An embarrassing and heartbreaking setback for one of IndyCar’s championship contenders, Hinchcliffe did not want the field of 33 expanded to accommodate him. The Canadian was uncomfortable asking another driver to give up his seat for him, and he was determined to show strong sportsmanship during this setback in his strange history with Indy. So Hinchcliffe has honored every sponsor appearance, did a media tour to promote the race in New York City and has supported teammates as they’ve prepared to race without him.

He solemnly watched Friday’s pit crew competition in a black T-shirt that read simply: “Indy 500 or Nowhere.”

Drivers aren’t sure what to predict and have no idea what kind of race it will be.

“Everybody is worried, but honestly that’s going to make it more of race about pure talent of the guys, how smart are you with the tools? Saving this? Saving that?” Tony Kanaan said. “It’s uncomfortable, but I like it

FORMULA ONE: Daniel Ricciardo took a dominant pole position for the Monaco Grand Prix on Saturday, softening the blow for Red Bull after his teammate Max Verstappen failed to even start qualifying, having earlier crashed in final practice.

Ricciardo topped all three sections of qualifying, setting a lap record in the process for only his second career pole. The other was also in Monaco, two years ago.

Ferrari driver Sebastian Vettel qualified second ahead of championship leader Lewis Hamilton’s Mercedes. In a further boost for Ferrari, Kimi Raikkonen qualified fourth ahead of Mercedes driver Valtteri Bottas.

NASCAR: Kevin Harvick has won the last three Cup races, including the $1 million All-Star race at Charlotte Motor Speedway last weekend. And while he is starting 39th for the Coca-Cola 600 after his No. 4 Ford failed inspection three times prior to qualifying, he’s expected to be in the mix at the end.

Harvick’s failure to participate in qualifying wasn’t lost on his competitors, who are looking for any advantage possible in their attempts to reel him in. Joey Logano joked that “it sure don’t hurt” that Harvick has to start at the back of the field.

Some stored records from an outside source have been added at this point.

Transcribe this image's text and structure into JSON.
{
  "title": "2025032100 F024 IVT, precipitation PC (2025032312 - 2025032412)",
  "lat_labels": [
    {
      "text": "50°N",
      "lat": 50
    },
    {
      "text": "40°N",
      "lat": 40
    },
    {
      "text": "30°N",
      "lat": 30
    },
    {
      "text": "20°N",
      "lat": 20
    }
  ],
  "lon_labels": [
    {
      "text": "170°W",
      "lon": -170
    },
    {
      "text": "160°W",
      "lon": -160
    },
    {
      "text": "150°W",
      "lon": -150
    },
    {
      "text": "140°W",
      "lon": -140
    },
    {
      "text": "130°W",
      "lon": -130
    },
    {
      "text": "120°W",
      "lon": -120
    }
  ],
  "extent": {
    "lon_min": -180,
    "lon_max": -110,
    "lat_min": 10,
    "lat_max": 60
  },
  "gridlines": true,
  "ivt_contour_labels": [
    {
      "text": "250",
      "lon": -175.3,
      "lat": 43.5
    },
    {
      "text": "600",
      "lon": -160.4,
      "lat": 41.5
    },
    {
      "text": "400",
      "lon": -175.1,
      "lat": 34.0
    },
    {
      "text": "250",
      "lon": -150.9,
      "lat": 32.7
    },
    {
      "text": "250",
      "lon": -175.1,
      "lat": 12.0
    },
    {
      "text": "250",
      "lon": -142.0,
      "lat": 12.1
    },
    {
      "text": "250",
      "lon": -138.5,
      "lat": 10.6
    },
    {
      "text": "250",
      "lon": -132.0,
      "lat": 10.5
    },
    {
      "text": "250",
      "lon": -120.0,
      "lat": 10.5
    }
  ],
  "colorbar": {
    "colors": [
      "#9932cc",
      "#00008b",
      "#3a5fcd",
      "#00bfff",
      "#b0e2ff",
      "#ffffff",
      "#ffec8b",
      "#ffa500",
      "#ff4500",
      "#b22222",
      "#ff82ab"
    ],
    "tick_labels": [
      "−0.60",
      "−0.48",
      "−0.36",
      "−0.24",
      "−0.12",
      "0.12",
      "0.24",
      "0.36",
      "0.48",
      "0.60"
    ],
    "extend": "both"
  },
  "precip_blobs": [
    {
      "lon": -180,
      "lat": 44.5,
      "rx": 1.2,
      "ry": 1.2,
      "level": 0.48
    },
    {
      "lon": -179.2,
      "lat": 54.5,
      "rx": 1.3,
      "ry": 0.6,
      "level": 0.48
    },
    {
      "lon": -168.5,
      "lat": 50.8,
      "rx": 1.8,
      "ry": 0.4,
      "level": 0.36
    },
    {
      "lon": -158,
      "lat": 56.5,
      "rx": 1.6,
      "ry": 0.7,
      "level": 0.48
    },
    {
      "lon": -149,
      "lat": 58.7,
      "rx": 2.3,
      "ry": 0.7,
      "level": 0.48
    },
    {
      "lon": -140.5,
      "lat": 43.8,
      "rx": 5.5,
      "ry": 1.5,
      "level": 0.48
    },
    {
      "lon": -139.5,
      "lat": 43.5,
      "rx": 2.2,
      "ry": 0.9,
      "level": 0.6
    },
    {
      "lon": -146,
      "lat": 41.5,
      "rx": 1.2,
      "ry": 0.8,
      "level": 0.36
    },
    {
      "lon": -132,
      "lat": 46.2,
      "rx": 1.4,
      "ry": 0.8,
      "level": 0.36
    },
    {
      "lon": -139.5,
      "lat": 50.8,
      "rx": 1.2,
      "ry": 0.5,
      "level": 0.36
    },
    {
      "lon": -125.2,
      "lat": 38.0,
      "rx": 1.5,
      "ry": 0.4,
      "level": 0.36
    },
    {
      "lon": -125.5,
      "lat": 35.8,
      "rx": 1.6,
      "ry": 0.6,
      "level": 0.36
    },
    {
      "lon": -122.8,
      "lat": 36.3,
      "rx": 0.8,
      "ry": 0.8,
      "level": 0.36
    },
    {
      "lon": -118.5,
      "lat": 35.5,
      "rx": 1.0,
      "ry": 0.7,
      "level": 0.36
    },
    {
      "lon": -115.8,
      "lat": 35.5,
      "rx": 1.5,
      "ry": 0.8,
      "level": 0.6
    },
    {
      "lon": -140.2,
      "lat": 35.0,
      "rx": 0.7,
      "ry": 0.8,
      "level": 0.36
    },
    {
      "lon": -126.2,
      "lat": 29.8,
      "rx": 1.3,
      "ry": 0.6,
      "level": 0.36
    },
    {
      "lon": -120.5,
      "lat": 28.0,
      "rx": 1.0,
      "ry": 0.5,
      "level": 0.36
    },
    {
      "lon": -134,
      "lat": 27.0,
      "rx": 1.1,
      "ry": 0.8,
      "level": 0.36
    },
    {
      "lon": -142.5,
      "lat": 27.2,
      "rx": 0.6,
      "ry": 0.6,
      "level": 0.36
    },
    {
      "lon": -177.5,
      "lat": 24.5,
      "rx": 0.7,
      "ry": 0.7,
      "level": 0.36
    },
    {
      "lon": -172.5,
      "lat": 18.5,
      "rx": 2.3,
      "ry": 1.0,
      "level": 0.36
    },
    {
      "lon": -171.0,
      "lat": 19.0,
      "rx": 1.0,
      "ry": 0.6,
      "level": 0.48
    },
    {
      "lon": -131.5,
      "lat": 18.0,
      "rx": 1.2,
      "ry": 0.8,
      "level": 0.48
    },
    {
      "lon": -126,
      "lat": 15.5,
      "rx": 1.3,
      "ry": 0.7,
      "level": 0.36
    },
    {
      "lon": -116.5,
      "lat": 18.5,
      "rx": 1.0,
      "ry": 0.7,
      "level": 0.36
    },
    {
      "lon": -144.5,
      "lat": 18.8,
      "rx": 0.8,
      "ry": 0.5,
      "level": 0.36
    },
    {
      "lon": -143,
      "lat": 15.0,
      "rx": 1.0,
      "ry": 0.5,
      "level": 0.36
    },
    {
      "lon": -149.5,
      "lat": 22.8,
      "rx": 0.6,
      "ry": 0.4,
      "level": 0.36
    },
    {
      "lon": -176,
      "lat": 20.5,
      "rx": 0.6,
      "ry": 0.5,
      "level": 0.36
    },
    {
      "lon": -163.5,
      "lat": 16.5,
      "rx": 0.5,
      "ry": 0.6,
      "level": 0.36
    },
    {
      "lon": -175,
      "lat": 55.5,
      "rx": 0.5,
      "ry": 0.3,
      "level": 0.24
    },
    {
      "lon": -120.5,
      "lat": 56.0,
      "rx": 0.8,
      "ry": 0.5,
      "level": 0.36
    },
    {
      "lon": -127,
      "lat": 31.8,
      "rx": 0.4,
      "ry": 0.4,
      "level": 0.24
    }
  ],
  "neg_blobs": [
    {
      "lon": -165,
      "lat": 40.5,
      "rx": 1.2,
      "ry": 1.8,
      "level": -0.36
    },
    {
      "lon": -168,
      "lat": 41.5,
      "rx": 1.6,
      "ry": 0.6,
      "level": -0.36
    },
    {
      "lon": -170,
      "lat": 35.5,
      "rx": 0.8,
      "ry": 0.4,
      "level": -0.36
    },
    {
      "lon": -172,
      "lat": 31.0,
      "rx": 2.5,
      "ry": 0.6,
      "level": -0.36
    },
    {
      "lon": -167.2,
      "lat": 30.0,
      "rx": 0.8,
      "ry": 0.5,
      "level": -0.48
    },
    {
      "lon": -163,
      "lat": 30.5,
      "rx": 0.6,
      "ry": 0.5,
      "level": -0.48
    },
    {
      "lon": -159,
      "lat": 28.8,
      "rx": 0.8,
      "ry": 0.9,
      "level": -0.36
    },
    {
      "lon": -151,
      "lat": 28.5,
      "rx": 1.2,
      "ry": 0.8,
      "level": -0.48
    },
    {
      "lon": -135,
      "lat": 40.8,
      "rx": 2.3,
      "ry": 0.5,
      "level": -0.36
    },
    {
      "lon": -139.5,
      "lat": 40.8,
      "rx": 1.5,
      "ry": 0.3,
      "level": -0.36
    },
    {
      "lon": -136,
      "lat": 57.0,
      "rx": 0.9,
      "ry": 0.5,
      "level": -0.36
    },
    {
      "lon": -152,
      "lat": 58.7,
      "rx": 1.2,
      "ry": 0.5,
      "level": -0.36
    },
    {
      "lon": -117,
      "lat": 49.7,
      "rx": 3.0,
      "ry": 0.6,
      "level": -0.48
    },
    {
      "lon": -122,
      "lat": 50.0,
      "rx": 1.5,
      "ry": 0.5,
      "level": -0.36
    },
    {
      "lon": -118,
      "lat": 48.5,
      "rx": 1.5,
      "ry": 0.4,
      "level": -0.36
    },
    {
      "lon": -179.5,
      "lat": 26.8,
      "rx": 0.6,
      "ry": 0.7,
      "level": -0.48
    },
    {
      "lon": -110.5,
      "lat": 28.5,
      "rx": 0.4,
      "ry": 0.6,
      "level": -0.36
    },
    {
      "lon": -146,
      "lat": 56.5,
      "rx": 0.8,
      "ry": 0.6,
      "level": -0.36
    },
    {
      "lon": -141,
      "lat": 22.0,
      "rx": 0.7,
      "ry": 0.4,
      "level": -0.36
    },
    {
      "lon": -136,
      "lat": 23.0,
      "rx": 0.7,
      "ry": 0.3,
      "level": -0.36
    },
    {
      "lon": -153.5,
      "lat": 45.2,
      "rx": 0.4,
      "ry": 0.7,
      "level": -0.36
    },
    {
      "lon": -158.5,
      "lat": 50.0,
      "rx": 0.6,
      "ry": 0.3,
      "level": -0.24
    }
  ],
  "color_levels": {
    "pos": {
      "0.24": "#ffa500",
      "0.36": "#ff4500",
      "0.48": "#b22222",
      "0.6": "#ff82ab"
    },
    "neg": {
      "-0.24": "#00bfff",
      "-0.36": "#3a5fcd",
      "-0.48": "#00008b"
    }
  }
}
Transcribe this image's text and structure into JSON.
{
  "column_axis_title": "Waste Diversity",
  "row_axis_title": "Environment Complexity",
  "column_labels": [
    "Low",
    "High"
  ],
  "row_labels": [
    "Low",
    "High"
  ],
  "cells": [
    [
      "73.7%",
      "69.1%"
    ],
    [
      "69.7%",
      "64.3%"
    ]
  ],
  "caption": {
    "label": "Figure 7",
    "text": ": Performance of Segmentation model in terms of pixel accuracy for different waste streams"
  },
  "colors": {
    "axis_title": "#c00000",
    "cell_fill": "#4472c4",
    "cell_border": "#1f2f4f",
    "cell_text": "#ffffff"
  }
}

But with this being 100 miles longer than any other race on the NASCAR circuit, Harvick has plenty of time to push to the front. Harvick said his team knows things are going well, but they are staying focused and handling success in stride.

XFINITY: Brad Keselowski became the first repeat winner on the Xfinity Series this season, taking the rain-delayed race at Charlotte Motor Speedway in Concord, N.C.

The Cup driver has 38 Xfinity victories, also winning the rain-delayed Phoenix race in March.